Sri Lankan feminists seek urgent response to economic crisis

Emphasise nutrition, food sovereignty, public distribution system, cash assistance 

April 06, 2022 03:15 pm | Updated 07:03 pm IST - COLOMBO

Dissent at doorstep: People protesting in front of Sri Lanka PM Mahinda Rajapaksa’s house in Colombo on Tuesday.

Dissent at doorstep: People protesting in front of Sri Lanka PM Mahinda Rajapaksa’s house in Colombo on Tuesday. | Photo Credit: AFP

Sri Lankan feminists have sought an urgent, comprehensive response to the country’s worsening economic crisis, prescribing specific measures to address the needs of poor and vulnerable communities most affected by the pandemic.

“We are witnessing the unfolding of a humanitarian crisis,” they said in a statement issued on Wednesday and signed by women’s groups and activists across the island.

Watch | What led to the economic crisis in Sri Lanka?

While the impact of the economic crisis is felt in all corners of the island, it is daily-wage earners, those dependent on micro, small, and medium enterprises, the urban working poor, along with communities already marginalised on the basis of ethnic, religious, caste, gender and sexual identities that are the worst affected by this deepening crisis, the statement said.  Observing that many are facing “homelessness and destitution”, it pointed to rapidly rising costs of essentials that are proving an enormous challenge to those already on subsistence wages.

For over a month now, Sri Lanka is reeling under the impact of a severe economic downturn, leading to crippling shortages of food, fuel and medicines, and soaring costs of essential items.

“Communities affected by repeated tragedies - the long-drawn-out war, tsunami, Easter bombings [2019]and the Covid-19 pandemic- are yet again facing a blow to their efforts to rebuild their lives. This while life consuming quests for truth and justice are ongoing every day,” the feminists noted. The burden of a flailing economy “invariably falls on women”, they said, as economic risks are pushed into the home sphere. “Women face the double burden of earning an income while performing unpaid care work at home,” they pointed out.

Sri Lanka’s current economic crisis, triggered by a dollar crunch that stems from a Balance of Payments problem has put the spotlight on key foreign exchange earning sectors including exports, tourism and worker remittances.

The export sector, predominantly garments, tea and rubber, is dominated by women’s labour.

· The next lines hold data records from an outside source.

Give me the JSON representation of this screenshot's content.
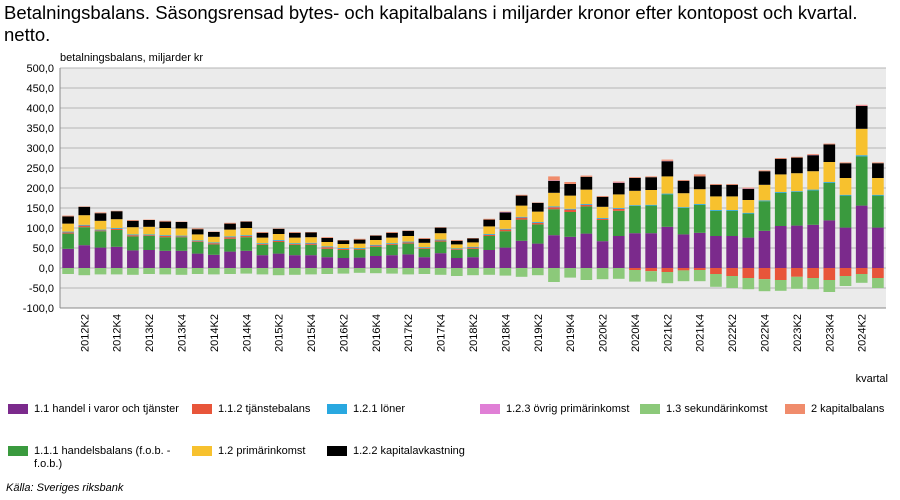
{
  "chart_data": {
    "type": "bar",
    "stacked": true,
    "title": "Betalningsbalans. Säsongsrensad bytes- och kapitalbalans i miljarder kronor efter kontopost och kvartal. netto.",
    "y_label": "betalningsbalans, miljarder kr",
    "x_label": "kvartal",
    "source": "Källa: Sveriges riksbank",
    "ylim": [
      -100,
      500
    ],
    "yticks": [
      {
        "value": -100,
        "label": "-100,0"
      },
      {
        "value": -50,
        "label": "-50,0"
      },
      {
        "value": 0,
        "label": "0,0"
      },
      {
        "value": 50,
        "label": "50,0"
      },
      {
        "value": 100,
        "label": "100,0"
      },
      {
        "value": 150,
        "label": "150,0"
      },
      {
        "value": 200,
        "label": "200,0"
      },
      {
        "value": 250,
        "label": "250,0"
      },
      {
        "value": 300,
        "label": "300,0"
      },
      {
        "value": 350,
        "label": "350,0"
      },
      {
        "value": 400,
        "label": "400,0"
      },
      {
        "value": 450,
        "label": "450,0"
      },
      {
        "value": 500,
        "label": "500,0"
      }
    ],
    "grid": true,
    "background": "#ebebeb",
    "categories": [
      null,
      "2012K2",
      null,
      "2012K4",
      null,
      "2013K2",
      null,
      "2013K4",
      null,
      "2014K2",
      null,
      "2014K4",
      null,
      "2015K2",
      null,
      "2015K4",
      null,
      "2016K2",
      null,
      "2016K4",
      null,
      "2017K2",
      null,
      "2017K4",
      null,
      "2018K2",
      null,
      "2018K4",
      null,
      "2019K2",
      null,
      "2019K4",
      null,
      "2020K2",
      null,
      "2020K4",
      null,
      "2021K2",
      null,
      "2021K4",
      null,
      "2022K2",
      null,
      "2022K4",
      null,
      "2023K2",
      null,
      "2023K4",
      null,
      "2024K2",
      null
    ],
    "series": [
      {
        "name": "1.1 handel i varor och tjänster",
        "color": "#7b2a8c",
        "values": [
          48,
          57,
          51,
          53,
          44,
          45,
          43,
          43,
          36,
          33,
          41,
          43,
          32,
          36,
          32,
          32,
          27,
          25,
          26,
          30,
          32,
          34,
          27,
          37,
          25,
          27,
          45,
          51,
          68,
          61,
          82,
          78,
          86,
          67,
          80,
          87,
          87,
          103,
          84,
          88,
          80,
          80,
          76,
          93,
          105,
          106,
          108,
          119,
          101,
          156,
          101
        ]
      },
      {
        "name": "1.1.2 tjänstebalans",
        "color": "#e8553a",
        "values": [
          3,
          4,
          2,
          3,
          3,
          2,
          3,
          2,
          2,
          3,
          4,
          3,
          2,
          3,
          2,
          3,
          4,
          3,
          2,
          3,
          2,
          3,
          2,
          3,
          2,
          3,
          3,
          4,
          5,
          4,
          5,
          6,
          4,
          3,
          5,
          -5,
          -8,
          -10,
          -6,
          -5,
          -15,
          -20,
          -25,
          -28,
          -30,
          -22,
          -25,
          -30,
          -20,
          -15,
          -25
        ]
      },
      {
        "name": "1.2.1 löner",
        "color": "#29a8e0",
        "values": [
          2,
          2,
          2,
          2,
          2,
          2,
          2,
          2,
          2,
          2,
          2,
          2,
          2,
          2,
          2,
          2,
          2,
          2,
          2,
          2,
          2,
          2,
          2,
          2,
          2,
          2,
          2,
          2,
          2,
          2,
          2,
          2,
          2,
          2,
          2,
          2,
          2,
          2,
          2,
          2,
          2,
          2,
          2,
          2,
          2,
          2,
          2,
          2,
          2,
          3,
          2
        ]
      },
      {
        "name": "1.2.3 övrig primärinkomst",
        "color": "#e07fd6",
        "values": [
          0,
          0,
          0,
          0,
          0,
          0,
          0,
          0,
          0,
          0,
          0,
          0,
          0,
          0,
          0,
          0,
          0,
          0,
          0,
          0,
          0,
          0,
          0,
          0,
          0,
          0,
          0,
          1,
          0,
          0,
          1,
          0,
          0,
          0,
          1,
          0,
          0,
          1,
          0,
          0,
          0,
          0,
          1,
          0,
          0,
          0,
          1,
          0,
          0,
          1,
          0
        ]
      },
      {
        "name": "1.3 sekundärinkomst",
        "color": "#8cc97a",
        "values": [
          -15,
          -18,
          -16,
          -16,
          -17,
          -15,
          -16,
          -17,
          -15,
          -16,
          -15,
          -14,
          -16,
          -18,
          -17,
          -16,
          -15,
          -14,
          -12,
          -13,
          -14,
          -16,
          -15,
          -17,
          -20,
          -18,
          -17,
          -19,
          -22,
          -18,
          -35,
          -24,
          -30,
          -28,
          -27,
          -29,
          -26,
          -28,
          -27,
          -28,
          -32,
          -30,
          -28,
          -30,
          -27,
          -30,
          -28,
          -30,
          -25,
          -22,
          -25
        ]
      },
      {
        "name": "2 kapitalbalans",
        "color": "#f08c6c",
        "values": [
          2,
          1,
          2,
          1,
          2,
          1,
          2,
          1,
          2,
          1,
          2,
          1,
          2,
          1,
          2,
          1,
          2,
          1,
          2,
          1,
          2,
          1,
          2,
          1,
          2,
          1,
          2,
          1,
          2,
          1,
          10,
          5,
          3,
          2,
          2,
          2,
          2,
          3,
          2,
          5,
          2,
          2,
          2,
          2,
          2,
          2,
          2,
          2,
          2,
          2,
          2
        ]
      },
      {
        "name": "1.1.1 handelsbalans (f.o.b. - f.o.b.)",
        "color": "#3a9a3e",
        "values": [
          38,
          45,
          41,
          42,
          35,
          35,
          34,
          34,
          29,
          26,
          32,
          34,
          26,
          29,
          26,
          26,
          21,
          20,
          20,
          23,
          26,
          27,
          21,
          29,
          20,
          21,
          35,
          41,
          53,
          48,
          65,
          62,
          68,
          53,
          63,
          68,
          69,
          81,
          66,
          70,
          63,
          63,
          60,
          74,
          83,
          84,
          86,
          94,
          80,
          123,
          80
        ]
      },
      {
        "name": "1.2 primärinkomst",
        "color": "#f7c12e",
        "values": [
          20,
          24,
          22,
          22,
          18,
          19,
          18,
          18,
          15,
          14,
          17,
          18,
          14,
          15,
          14,
          14,
          11,
          10,
          11,
          12,
          14,
          14,
          11,
          16,
          10,
          11,
          19,
          22,
          28,
          26,
          34,
          33,
          36,
          28,
          34,
          36,
          37,
          43,
          35,
          37,
          34,
          34,
          32,
          39,
          44,
          45,
          46,
          50,
          42,
          66,
          42
        ]
      },
      {
        "name": "1.2.2 kapitalavkastning",
        "color": "#000000",
        "values": [
          18,
          21,
          19,
          20,
          16,
          17,
          16,
          16,
          13,
          12,
          15,
          16,
          12,
          13,
          12,
          12,
          10,
          9,
          10,
          11,
          12,
          13,
          10,
          14,
          9,
          10,
          17,
          19,
          25,
          22,
          30,
          29,
          32,
          25,
          29,
          32,
          32,
          38,
          31,
          32,
          29,
          29,
          28,
          34,
          39,
          39,
          40,
          44,
          37,
          57,
          37
        ]
      }
    ]
  }
}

A major chunk of worker remittances from abroad too, come from Sri Lankan women employed as domestic labourers in West Asian countries, often in exploitative working conditions. “It is the wealth gathered by exploiting women’s labour that has been squandered. No one is held accountable for this loss. Instead, yet again, women are forced to bear the brunt of an economic crisis,” the statement said.

Cautioning that remedial measures including an International Monetary Fund programme might force the government to resort to “austerity measures”, they emphasised the urgent need to prevent “national starvation and chaos”.

The signatories recommended a series of measures including an island-wide food distribution system, prioritising nutrition and food sovereignty, expansion of cash assistance, a progressive tax regime, and more support for the public health sector, and called for greater consultation of women.